もう一つの理由として、かんぽ生命が長期的な運用を行うユニバーサルオーナー(※1)であることも挙げられます。金融・資本市場が長期的な目線で健全に成長していかなければ、超長期にリターンを得ていくことは難しいという問題意識をもっています。加えて、社会課題が顕在し、インパクトの創出が求められる分野については、テクノロジーの進化やイノベーションが期待される成長分野も多く、投資価値も魅力的なものになり得ると考えています。つまり、さまざまな社会課題を解決すると同時に、市場の健全な成長を支えていく必要があることから、インパクト投資に積極的に取り組んでいるというわけです。

※1 投資額が大きく、資本市場全体に幅広く分散して運用する投資家

――インパクト投資を始動した時期はいつ頃でしょうか?

芹沢:2021年下期からかんぽ生命として実現したいインパクト投資の在り方について構想を練り始め、2022年にかんぽ生命の運用部門が一丸となって本格的にインパクト志向の投資を推進するため、「インパクト"K"プロジェクト」を立ち上げました。これはかんぽ生命独自の投資フレームワークであり、「K」には、かんぽ生命の頭文字以外にも、ステークホルダーの皆さまとの「共創」「絆」「環境保護への貢献」「健康」など、インパクト投資をするうえで大切にしているさまざまな意味が込められています。

インパクト
プロジェクトが目指すのは、ESG投資より社会課題の解決志向がより強い投資である

芹沢:そして、私たち運用企画部 責任投資推進担当では、「インパクト"K"プロジェクト」によりかんぽ生命が実施したいインパクト投資を実現するうえで、インパクト投資案件に関する認証も担っています。その認証フローは、まず投資執行部門が、案件の概要を記した確認シートを作成し、企画管理部門(責任投資推進担当)に提出。続いて企画管理部門は、当該案件がインパクト"K"プロジェクトの要件に当てはまるかについて、ポジティブなインパクトだけでなく、ネガティブなインパクトを生み出すリスクも含めてチェックしていきます。これは、ポジティブインパクトの質を担保するだけではなく、昨今問題になっているインパクト・ウォッシュ(※2)を回避することを意図したフローでもあります。この確認シートには、当該案件により解決されることが期待される社会課題の分析や、アウトプット・アウトカム・インパクトといったロジックモデル、KPIなどが整理・記載されており、最終的に運用企画部長が認証した案件に対して「インパクト"K"プロジェクト」の認証マークが付与されることになります。

※2 インパクトがあると見せかけて実態がないこと

インパクト
インパクト
厳正なる確認のうえ発行される社内認証マーク

プロジェクトが目指す未来。投資を通じてよりよい社会を実現

――現在、インパクト"K"プロジェクトでは、どのような事例に取り組まれていますか?

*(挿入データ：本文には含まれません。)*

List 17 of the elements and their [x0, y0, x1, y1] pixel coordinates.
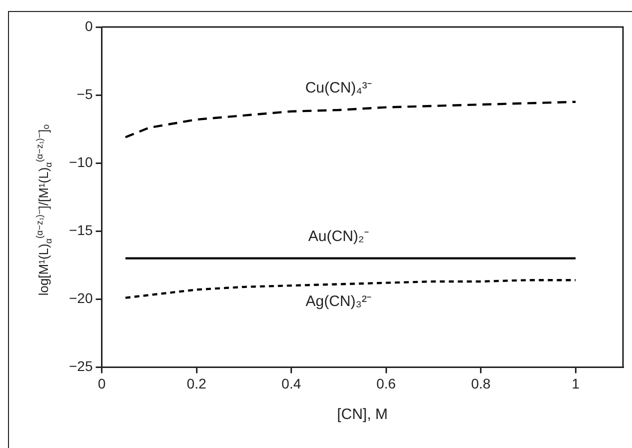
x-tick-label: 0.8	[471, 375, 491, 392]
y-tick-label: −5	[76, 86, 93, 102]
y-tick-label: −15	[69, 222, 93, 238]
x-tick-label: 0.4	[282, 375, 302, 392]
y-tick-label: −25	[69, 358, 93, 374]
x-tick-label: 0.2	[186, 375, 206, 392]
y-tick-label: −20	[69, 290, 93, 306]
x-tick-label: 0.6	[376, 375, 396, 392]
series-label: Au(CN)₂⁻	[308, 228, 370, 245]
series-label: Cu(CN)₄³⁻	[305, 80, 372, 97]
y-tick-label: −10	[69, 154, 93, 170]
x-tick-label: 0	[98, 375, 106, 392]
x-axis-title: [CN], M	[336, 406, 388, 424]
line-series	[124, 100, 577, 138]
x-tick-label: 1	[572, 375, 580, 392]
y-tick-label: 0	[84, 18, 93, 34]
series-label: Ag(CN)₃²⁻	[306, 292, 372, 310]
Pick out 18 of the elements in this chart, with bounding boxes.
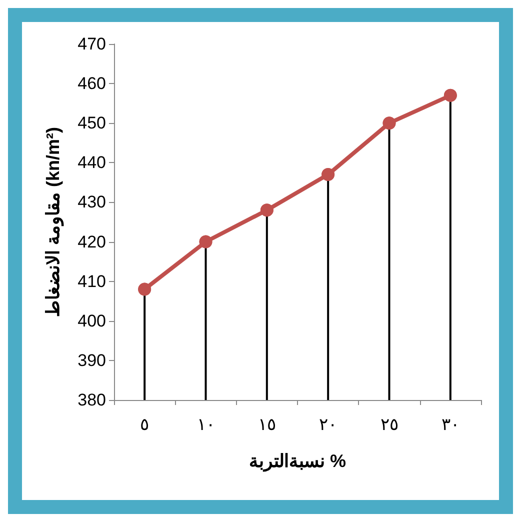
x-tick-label: ٣٠ [441, 415, 460, 434]
y-tick-label: 400 [78, 311, 106, 330]
x-tick-label: ١٠ [196, 415, 215, 434]
x-tick-label: ٥ [140, 415, 150, 434]
y-tick-label: 450 [78, 114, 106, 133]
x-tick-label: ٢٠ [319, 415, 338, 434]
y-tick-label: 430 [78, 192, 106, 212]
y-tick-label: 460 [78, 74, 106, 94]
y-tick-label: 390 [78, 350, 106, 370]
x-axis-title: نسبةالتربة % [248, 451, 346, 472]
y-tick-label: 470 [78, 34, 106, 54]
x-tick-label: ١٥ [258, 415, 276, 434]
y-axis-title: مقاومة الانضغاط (kn/m²) [43, 126, 64, 318]
y-tick-label: 420 [78, 232, 106, 252]
y-tick-label: 380 [78, 390, 106, 410]
y-tick-label: 410 [78, 272, 106, 291]
x-tick-label: ٢٥ [380, 415, 398, 434]
y-tick-label: 440 [78, 153, 106, 172]
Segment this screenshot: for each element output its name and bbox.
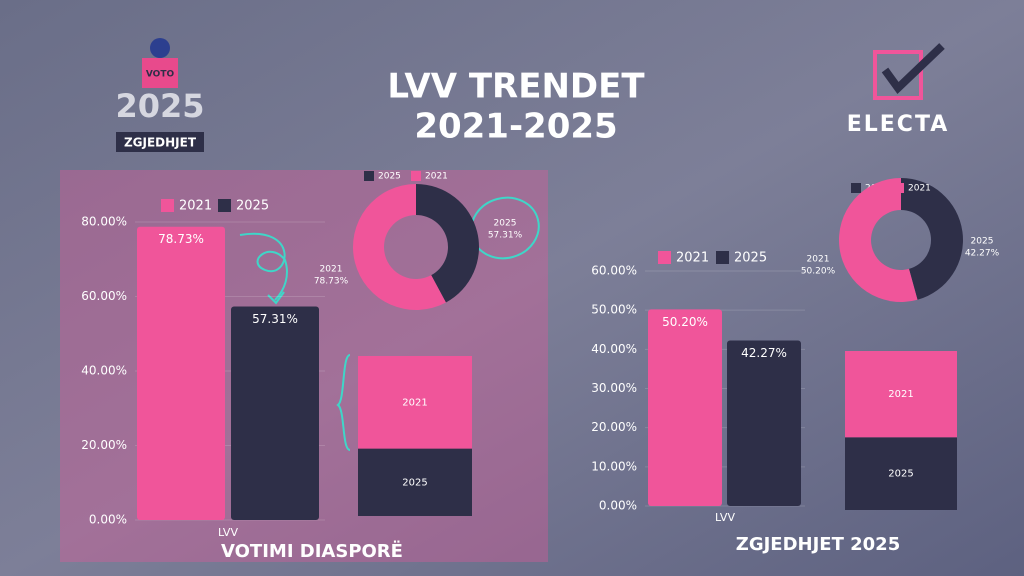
bar-value-label: 78.73% [158,232,204,246]
legend-label: 2025 [734,251,767,266]
legend-swatch [894,183,904,193]
x-tick-label: LVV [715,511,735,524]
segment-label: 2025 [402,477,427,488]
legend-swatch [658,251,671,264]
legend-swatch [851,183,861,193]
slice-label: 2025 [971,237,994,247]
bar-value-label: 42.27% [741,346,787,360]
bar-value-label: 50.20% [662,315,708,329]
segment-label: 2021 [402,397,427,408]
y-tick-label: 40.00% [81,364,127,378]
logo-caption: ZGJEDHJET [124,136,197,150]
donut-slice [416,184,480,303]
legend-swatch [161,199,174,212]
legend-label: 2025 [378,172,401,182]
bar [137,226,225,520]
legend-label: 2021 [676,251,709,266]
slice-label: 2021 [320,265,343,275]
stacked-segment [845,351,957,438]
logo-voto: VOTO [146,70,175,80]
legend-swatch [364,171,374,181]
y-tick-label: 60.00% [81,289,127,303]
legend-label: 2021 [908,184,931,194]
stacked-segment [845,437,957,510]
chart-title: VOTIMI DIASPORË [221,540,403,562]
brand-logo: ELECTA [847,43,950,137]
stacked-segment [358,356,472,449]
main-title: 2021-2025 [414,107,617,147]
y-tick-label: 20.00% [591,420,637,434]
y-tick-label: 30.00% [591,381,637,395]
bar [727,340,801,506]
legend-swatch [716,251,729,264]
slice-value-label: 57.31% [488,231,523,241]
logo-year: 2025 [115,87,204,125]
y-tick-label: 50.00% [591,303,637,317]
stacked-segment [358,448,472,516]
bar [648,309,722,506]
bar [231,306,319,520]
y-tick-label: 20.00% [81,438,127,452]
y-tick-label: 40.00% [591,342,637,356]
segment-label: 2025 [888,469,913,480]
slice-value-label: 42.27% [965,249,1000,259]
logo: VOTO 2025 ZGJEDHJET [115,38,205,152]
slice-value-label: 78.73% [314,277,349,287]
y-tick-label: 0.00% [89,513,127,527]
segment-label: 2021 [888,389,913,400]
slice-label: 2021 [807,255,830,265]
y-tick-label: 0.00% [599,499,637,513]
donut-slice [353,184,446,310]
slice-label: 2025 [494,219,517,229]
bar-value-label: 57.31% [252,312,298,326]
legend-label: 2021 [179,199,212,214]
chart-title: ZGJEDHJET 2025 [736,534,900,555]
legend-label: 2021 [425,172,448,182]
brand-name: ELECTA [847,112,950,137]
main-title: LVV TRENDET [387,67,645,107]
y-tick-label: 60.00% [591,264,637,278]
donut-slice [901,178,963,300]
y-tick-label: 80.00% [81,215,127,229]
legend-swatch [411,171,421,181]
x-tick-label: LVV [218,526,238,539]
legend-swatch [218,199,231,212]
legend-label: 2025 [236,199,269,214]
slice-value-label: 50.20% [801,267,836,277]
y-tick-label: 10.00% [591,459,637,473]
donut-slice [838,178,918,302]
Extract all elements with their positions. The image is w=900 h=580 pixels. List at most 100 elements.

芹沢:コモンズ投信株式会社様(以下、コモンズ投信)と株式会社Ridilover様(以下、Ridilover)との取り組みである「コモンズ・インパクトファンド」があります。本ファンドは「共創」をテーマに、社会や環境にポジティブなインパクトを生み出す事業に積極的に取り組む国内企業の上場株式に対して長期的な視点で投資を実施し、持続的な企業価値の向上による長期的な経済的リターンと社会的リターンを同時に追求していきます。

このファンドの特徴は、ファンド参加者が一体となって、社会的・環境的インパクトの創出を目指す仕組みづくりにあります。まず、資金提供者であるかんぽ生命が考える「実現したい未来の社会」に向けて、3つの重点取組テーマとインパクトテーマをファンドマネージャーであるコモンズ投信と共有します。そして、コモンズ投信は、社会課題の専門家であるRidiloverと共に、目指す未来の実現に資する投資先企業を選定し、投資先企業との間で、社会課題解決につながるKPIを設定し、インパクトの創出を促します。ファンドの全体で実現したい未来の社会を目指して、まさに「共創」しています。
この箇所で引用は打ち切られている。